Other ways to reverse pre-diabetes
Here are some other strategies you can use to lose weight and reverse pre-diabetes:
- Cook more at home
- Avoid fried and fatty foods
- Increase your protein intake at all meals
- Eat smaller portions
- Eat whole, unprocessed foods
- Drink only water and no sugar-sweetened drinks
- Eliminate processed and refined carbohydrates
- Get adequate sleep (7 to 9 hours a night for most people)
- Take all medications as directed
- Manage stress with deep breathing, meditation and yoga
- Limit alcohol
How long does it take to reverse pre-diabetes?
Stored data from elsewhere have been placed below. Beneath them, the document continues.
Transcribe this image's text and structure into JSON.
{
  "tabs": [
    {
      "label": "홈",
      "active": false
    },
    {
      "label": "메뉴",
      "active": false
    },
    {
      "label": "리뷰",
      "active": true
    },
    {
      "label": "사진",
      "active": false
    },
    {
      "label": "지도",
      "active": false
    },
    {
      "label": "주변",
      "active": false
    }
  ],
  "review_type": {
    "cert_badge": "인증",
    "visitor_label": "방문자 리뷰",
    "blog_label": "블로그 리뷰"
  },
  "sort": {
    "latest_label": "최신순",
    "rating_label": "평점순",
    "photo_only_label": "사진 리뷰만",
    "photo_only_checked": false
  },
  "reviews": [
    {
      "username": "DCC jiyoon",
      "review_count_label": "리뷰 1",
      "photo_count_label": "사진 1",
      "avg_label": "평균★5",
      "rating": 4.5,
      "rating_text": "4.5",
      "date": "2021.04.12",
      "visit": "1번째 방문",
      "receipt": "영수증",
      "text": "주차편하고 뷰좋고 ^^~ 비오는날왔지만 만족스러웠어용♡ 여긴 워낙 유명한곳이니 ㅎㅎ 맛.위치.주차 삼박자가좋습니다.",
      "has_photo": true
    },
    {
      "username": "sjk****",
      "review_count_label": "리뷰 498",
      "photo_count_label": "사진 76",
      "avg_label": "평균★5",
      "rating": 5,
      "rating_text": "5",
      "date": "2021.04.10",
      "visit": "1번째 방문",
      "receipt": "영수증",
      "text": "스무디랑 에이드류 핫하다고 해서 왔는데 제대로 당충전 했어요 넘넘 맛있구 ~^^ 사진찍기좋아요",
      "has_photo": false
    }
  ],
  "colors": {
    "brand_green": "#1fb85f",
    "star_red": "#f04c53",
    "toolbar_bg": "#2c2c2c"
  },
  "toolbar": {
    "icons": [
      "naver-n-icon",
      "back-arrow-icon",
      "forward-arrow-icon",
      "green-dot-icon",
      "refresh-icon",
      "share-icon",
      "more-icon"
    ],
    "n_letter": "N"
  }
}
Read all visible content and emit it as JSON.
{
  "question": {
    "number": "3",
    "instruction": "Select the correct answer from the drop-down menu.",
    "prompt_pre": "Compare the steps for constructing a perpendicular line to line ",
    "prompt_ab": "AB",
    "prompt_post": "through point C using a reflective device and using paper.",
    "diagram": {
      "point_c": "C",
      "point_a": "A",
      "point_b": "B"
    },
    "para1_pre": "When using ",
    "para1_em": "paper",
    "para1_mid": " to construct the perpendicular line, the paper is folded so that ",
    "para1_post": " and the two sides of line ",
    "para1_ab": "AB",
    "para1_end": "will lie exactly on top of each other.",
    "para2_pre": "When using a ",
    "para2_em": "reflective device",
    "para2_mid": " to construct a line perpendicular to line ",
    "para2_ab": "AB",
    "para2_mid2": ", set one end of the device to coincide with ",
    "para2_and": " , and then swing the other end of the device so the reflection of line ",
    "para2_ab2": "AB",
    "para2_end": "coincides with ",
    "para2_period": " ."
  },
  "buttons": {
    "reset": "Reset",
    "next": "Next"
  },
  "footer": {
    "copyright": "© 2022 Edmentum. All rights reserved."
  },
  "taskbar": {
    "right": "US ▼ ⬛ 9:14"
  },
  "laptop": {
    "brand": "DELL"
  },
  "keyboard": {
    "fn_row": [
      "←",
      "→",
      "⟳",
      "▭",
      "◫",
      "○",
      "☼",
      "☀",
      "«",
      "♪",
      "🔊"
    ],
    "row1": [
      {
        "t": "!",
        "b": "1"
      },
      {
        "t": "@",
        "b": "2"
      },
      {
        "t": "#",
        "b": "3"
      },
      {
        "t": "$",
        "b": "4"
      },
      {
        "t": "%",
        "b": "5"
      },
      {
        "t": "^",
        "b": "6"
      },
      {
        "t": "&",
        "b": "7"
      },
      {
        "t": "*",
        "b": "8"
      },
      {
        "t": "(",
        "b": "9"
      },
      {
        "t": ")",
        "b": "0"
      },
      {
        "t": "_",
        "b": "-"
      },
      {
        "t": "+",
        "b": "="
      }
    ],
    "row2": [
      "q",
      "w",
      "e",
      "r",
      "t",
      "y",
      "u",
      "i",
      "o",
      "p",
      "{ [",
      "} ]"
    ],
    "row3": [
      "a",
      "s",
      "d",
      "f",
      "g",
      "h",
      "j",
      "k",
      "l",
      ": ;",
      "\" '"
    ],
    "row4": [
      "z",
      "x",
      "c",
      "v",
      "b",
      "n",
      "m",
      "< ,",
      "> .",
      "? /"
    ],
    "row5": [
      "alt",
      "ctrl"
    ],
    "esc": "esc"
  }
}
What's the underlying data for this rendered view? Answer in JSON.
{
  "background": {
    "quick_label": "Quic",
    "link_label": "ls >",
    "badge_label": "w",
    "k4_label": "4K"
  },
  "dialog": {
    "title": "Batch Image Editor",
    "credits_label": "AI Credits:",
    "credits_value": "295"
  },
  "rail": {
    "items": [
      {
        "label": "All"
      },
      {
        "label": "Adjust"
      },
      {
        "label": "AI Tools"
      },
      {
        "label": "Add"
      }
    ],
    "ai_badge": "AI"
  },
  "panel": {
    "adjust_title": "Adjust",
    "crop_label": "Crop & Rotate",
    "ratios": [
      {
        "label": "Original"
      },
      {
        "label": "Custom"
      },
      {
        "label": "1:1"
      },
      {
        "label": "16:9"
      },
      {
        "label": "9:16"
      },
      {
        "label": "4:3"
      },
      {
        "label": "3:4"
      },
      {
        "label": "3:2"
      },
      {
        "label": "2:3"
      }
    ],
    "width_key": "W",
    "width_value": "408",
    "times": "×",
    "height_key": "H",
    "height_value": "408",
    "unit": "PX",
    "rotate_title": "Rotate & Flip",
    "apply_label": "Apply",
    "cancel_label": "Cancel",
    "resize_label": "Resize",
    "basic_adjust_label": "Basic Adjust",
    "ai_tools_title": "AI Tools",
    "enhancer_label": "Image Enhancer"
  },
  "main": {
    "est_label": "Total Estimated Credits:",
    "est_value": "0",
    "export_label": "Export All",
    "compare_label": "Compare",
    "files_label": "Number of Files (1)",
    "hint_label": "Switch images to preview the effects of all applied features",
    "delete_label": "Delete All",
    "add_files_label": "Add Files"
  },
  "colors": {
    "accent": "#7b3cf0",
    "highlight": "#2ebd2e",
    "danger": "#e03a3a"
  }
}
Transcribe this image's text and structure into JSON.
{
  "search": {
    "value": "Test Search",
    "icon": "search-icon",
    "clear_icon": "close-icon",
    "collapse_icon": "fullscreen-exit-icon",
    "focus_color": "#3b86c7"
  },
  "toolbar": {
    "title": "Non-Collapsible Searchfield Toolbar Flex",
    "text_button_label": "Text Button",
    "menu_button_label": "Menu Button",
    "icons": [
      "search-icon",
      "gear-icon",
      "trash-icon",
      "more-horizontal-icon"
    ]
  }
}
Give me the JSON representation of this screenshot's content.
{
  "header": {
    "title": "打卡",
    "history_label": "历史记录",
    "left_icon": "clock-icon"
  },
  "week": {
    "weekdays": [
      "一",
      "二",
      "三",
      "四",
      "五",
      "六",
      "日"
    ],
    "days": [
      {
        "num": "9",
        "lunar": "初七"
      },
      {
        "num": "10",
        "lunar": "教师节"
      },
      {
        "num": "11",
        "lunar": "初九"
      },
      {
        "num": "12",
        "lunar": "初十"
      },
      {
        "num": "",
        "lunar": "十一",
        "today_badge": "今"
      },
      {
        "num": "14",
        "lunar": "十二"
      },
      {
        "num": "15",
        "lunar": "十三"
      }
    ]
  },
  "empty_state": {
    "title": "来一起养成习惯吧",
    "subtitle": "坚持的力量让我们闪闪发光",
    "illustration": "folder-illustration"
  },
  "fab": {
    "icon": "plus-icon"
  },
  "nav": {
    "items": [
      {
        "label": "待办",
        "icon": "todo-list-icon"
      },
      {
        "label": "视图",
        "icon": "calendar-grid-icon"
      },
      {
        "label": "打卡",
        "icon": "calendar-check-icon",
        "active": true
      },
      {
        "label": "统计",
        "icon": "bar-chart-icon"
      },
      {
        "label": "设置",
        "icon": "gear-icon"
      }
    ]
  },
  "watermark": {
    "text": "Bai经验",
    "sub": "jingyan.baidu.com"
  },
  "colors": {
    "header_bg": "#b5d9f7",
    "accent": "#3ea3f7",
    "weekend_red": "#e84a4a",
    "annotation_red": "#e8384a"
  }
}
It will all depend on the person. However, if you have pre-diabetes, don’t expect it to reverse immediately.
Safe, healthy, and sustainable weight loss is the best and most effective method for delaying or completely preventing the development of type 2 diabetes.
The weight loss needed to reverse prediabetes can take 3-5 months or even a year.
You can read more about how long it may take to reverse pre-diabetes here.
Does prediabetes always develop into type 2 diabetes?
The good news is that being diagnosed with prediabetes does not mean you will develop type 2 diabetes.
Talk to your doctor about developing an exercise and diet plan that works for you, your health goals, and your lifestyle. Moreover, join an NDPP program near you for the best results!
However, if you wait more than a few years after diagnosis to make health changes, the window of opportunity closes.
Do people with prediabetes take insulin?
It depends on the patient, but most people with prediabetes do not need insulin. Prediabetes is largely controlled by diet and exercise alone.
If you are at high risk for other health problems such as heart disease and high blood pressure, you may be prescribed additional medications such as metformin, Ozempic or Victoza.
If you reverse prediabetes, can it come back?
You are at risk of developing prediabetes again if you stop exercising and maintaining a healthy diet.
Therefore, sustainable weight loss is recommended for long-term success.
Talk to your doctor if you have questions or concerns about sustainable, long-term weight loss and weight maintenance.